Verify Disaggregated KV Routing

Disaggregated routing involves two routing decisions: prefill worker selection based on cache overlap, and decode worker assignment based on load and available capacity. The script output shows both routing stages.

  1. Open a new terminal session and send a test request to verify the disaggregated flow. Replace the model name if you deployed with a different model.

    console
    $ curl -X POST http://localhost:8000/v1/chat/completions \
      -H "Content-Type: application/json" \
      -d '{
        "model": "nvidia/Llama-3.1-Nemotron-Nano-4B-v1.1",
        "messages": [
          {"role": "system", "content": "You are a helpful AI assistant specialized in distributed systems."},
          {"role": "user", "content": "Explain how KV cache transfer works in disaggregated LLM serving using NIXL."}
        ],
        "max_tokens": 150,
        "temperature": 0.7
      }'
    
  2. Check the frontend logs for prefill routing decisions in the script output. The logs show prefill worker cost calculations with the higher overlap weight (1.5):

    INFO dynamo_llm::kv_router::scheduler: Formula for worker_id=7587893399646425930 dp_rank=0 with 0 cached blocks: 4.125 = 1.5 * prefill_blocks + decode_blocks = 1.5 * 2.750 + 0.000
    INFO dynamo_llm::kv_router::scheduler: Formula for worker_id=7587893399646425934 dp_rank=0 with 0 cached blocks: 4.125 = 1.5 * prefill_blocks + decode_blocks = 1.5 * 2.750 + 0.000
    INFO dynamo_llm::kv_router::scheduler: Selected worker: worker_id=7587893399646425930 dp_rank=0, logit: 4.125, cached blocks: 0, tree size: 0, total blocks: 75379

    The prefill router evaluates both prefill workers. On the first request (cold start), both workers have 0 cached blocks, resulting in equal costs (4.125). The cost formula applies the overlap weight of 1.5 to the prefill blocks (2.750), resulting in 4.125 = 1.5 * 2.750 + 0.000. The decode blocks component is 0.0 because prefill workers only handle the prefill phase.

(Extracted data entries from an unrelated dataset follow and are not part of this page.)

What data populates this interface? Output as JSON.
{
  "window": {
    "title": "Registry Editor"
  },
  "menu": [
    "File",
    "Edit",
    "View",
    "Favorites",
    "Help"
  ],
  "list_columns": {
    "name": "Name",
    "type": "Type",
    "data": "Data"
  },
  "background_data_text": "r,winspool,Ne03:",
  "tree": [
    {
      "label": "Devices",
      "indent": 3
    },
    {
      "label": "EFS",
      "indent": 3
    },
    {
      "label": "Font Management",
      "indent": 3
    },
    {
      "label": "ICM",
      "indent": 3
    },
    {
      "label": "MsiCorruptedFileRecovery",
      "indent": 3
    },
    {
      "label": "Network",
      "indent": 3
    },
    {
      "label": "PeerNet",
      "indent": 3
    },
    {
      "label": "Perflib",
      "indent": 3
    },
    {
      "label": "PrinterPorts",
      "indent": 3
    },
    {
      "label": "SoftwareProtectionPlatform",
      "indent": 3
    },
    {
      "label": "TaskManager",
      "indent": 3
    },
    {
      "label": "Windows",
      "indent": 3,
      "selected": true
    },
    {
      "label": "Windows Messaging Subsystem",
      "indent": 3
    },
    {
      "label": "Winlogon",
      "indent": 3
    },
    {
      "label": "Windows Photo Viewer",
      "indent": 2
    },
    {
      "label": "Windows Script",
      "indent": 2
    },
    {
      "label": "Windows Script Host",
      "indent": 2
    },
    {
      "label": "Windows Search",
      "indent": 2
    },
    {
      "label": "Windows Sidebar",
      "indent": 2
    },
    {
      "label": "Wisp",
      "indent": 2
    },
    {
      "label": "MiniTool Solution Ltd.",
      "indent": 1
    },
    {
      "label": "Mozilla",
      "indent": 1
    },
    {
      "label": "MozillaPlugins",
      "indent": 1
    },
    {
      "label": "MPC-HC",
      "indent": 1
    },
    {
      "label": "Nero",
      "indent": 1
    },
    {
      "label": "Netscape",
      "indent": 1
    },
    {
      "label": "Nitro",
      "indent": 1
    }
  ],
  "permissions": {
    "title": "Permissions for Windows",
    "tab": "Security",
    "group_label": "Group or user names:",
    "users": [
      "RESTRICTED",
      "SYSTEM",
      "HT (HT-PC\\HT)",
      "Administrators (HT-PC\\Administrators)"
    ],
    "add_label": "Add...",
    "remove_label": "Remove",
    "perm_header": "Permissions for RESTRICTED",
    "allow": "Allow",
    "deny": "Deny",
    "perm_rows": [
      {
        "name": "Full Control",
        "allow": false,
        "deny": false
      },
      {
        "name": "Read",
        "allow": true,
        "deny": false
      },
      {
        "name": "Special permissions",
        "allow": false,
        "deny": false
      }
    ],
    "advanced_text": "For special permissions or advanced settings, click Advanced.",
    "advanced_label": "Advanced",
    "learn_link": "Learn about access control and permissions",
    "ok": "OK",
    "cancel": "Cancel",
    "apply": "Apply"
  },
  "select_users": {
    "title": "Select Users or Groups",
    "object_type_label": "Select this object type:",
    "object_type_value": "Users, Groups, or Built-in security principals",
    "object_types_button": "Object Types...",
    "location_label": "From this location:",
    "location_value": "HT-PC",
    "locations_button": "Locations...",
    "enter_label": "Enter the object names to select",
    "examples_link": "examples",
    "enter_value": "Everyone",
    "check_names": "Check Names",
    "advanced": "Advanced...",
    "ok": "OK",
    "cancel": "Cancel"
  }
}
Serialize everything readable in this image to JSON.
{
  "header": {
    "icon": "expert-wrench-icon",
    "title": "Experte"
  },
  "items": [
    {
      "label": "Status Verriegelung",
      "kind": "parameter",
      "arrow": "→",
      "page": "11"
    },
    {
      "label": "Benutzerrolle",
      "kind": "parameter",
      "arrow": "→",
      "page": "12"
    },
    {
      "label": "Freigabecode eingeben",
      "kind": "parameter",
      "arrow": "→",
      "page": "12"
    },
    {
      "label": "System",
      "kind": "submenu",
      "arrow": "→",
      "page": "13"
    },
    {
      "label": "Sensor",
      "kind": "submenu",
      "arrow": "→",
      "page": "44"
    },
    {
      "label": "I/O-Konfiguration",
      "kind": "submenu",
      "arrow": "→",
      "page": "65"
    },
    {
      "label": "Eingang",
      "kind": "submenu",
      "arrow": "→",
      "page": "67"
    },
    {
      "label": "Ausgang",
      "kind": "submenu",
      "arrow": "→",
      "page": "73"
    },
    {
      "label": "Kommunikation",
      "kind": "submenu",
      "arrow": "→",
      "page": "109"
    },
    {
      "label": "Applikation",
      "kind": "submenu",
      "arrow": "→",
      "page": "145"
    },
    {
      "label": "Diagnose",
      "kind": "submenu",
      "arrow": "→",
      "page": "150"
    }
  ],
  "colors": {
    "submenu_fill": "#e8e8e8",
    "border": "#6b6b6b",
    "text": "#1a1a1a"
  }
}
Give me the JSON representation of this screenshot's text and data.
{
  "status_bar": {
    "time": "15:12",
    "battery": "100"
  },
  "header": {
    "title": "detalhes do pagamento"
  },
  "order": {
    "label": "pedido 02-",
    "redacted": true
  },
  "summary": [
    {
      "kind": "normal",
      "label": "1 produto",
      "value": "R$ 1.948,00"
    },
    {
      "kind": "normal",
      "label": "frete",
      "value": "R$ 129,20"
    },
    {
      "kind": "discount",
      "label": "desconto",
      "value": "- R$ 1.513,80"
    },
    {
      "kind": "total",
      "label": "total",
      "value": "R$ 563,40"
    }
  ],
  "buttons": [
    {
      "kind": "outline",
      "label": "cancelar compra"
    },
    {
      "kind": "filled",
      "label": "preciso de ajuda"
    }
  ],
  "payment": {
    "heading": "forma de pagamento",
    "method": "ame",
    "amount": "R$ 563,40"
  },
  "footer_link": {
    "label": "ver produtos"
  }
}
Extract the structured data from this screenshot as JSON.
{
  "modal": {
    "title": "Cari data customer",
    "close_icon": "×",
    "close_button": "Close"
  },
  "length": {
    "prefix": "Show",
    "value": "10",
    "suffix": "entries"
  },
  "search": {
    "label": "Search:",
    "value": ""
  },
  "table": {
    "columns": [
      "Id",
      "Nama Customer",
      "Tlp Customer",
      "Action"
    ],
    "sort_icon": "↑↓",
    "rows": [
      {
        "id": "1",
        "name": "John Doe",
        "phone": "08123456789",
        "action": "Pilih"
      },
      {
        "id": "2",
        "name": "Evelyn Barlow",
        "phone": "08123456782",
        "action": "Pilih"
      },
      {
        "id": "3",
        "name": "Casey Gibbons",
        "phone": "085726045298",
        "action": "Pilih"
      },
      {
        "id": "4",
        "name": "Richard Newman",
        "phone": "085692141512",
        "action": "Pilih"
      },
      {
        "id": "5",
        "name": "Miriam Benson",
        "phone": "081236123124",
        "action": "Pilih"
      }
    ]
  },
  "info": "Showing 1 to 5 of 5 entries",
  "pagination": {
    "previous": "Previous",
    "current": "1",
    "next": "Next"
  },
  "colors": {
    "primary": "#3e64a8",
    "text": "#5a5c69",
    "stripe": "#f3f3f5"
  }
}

  3. Check the decode routing decisions in the script output. After prefill completion, the decode router assigns the request to a decode worker:

    INFO dynamo_llm::kv_router::scheduler: Formula for worker_id=7587893399646425936 dp_rank=0 with 0 cached blocks: 2.000 = 0.0 * prefill_blocks + decode_blocks = 0.0 * 2.750 + 2.000
    INFO dynamo_llm::kv_router::scheduler: Selected worker: worker_id=7587893399646425936 dp_rank=0, logit: 2.000, cached blocks: 0, tree size: 0, total blocks: 75379

    The decode router selects a decode worker based on load. The prefill blocks component is 0.0 in the formula because decode workers don't compute prefills—they receive KV cache from prefill workers via NIXL transfer.

  4. Monitor NIXL transfer success in the worker logs displayed by the script. The logs confirm KV cache transfer:

    INFO nixl_connector._nixl_handshake: NIXL compatibility check passed (hash: cae818f9461cb277c305be4b8cd4aca3273e21a6ea98f7399d1a339560e1b3ea)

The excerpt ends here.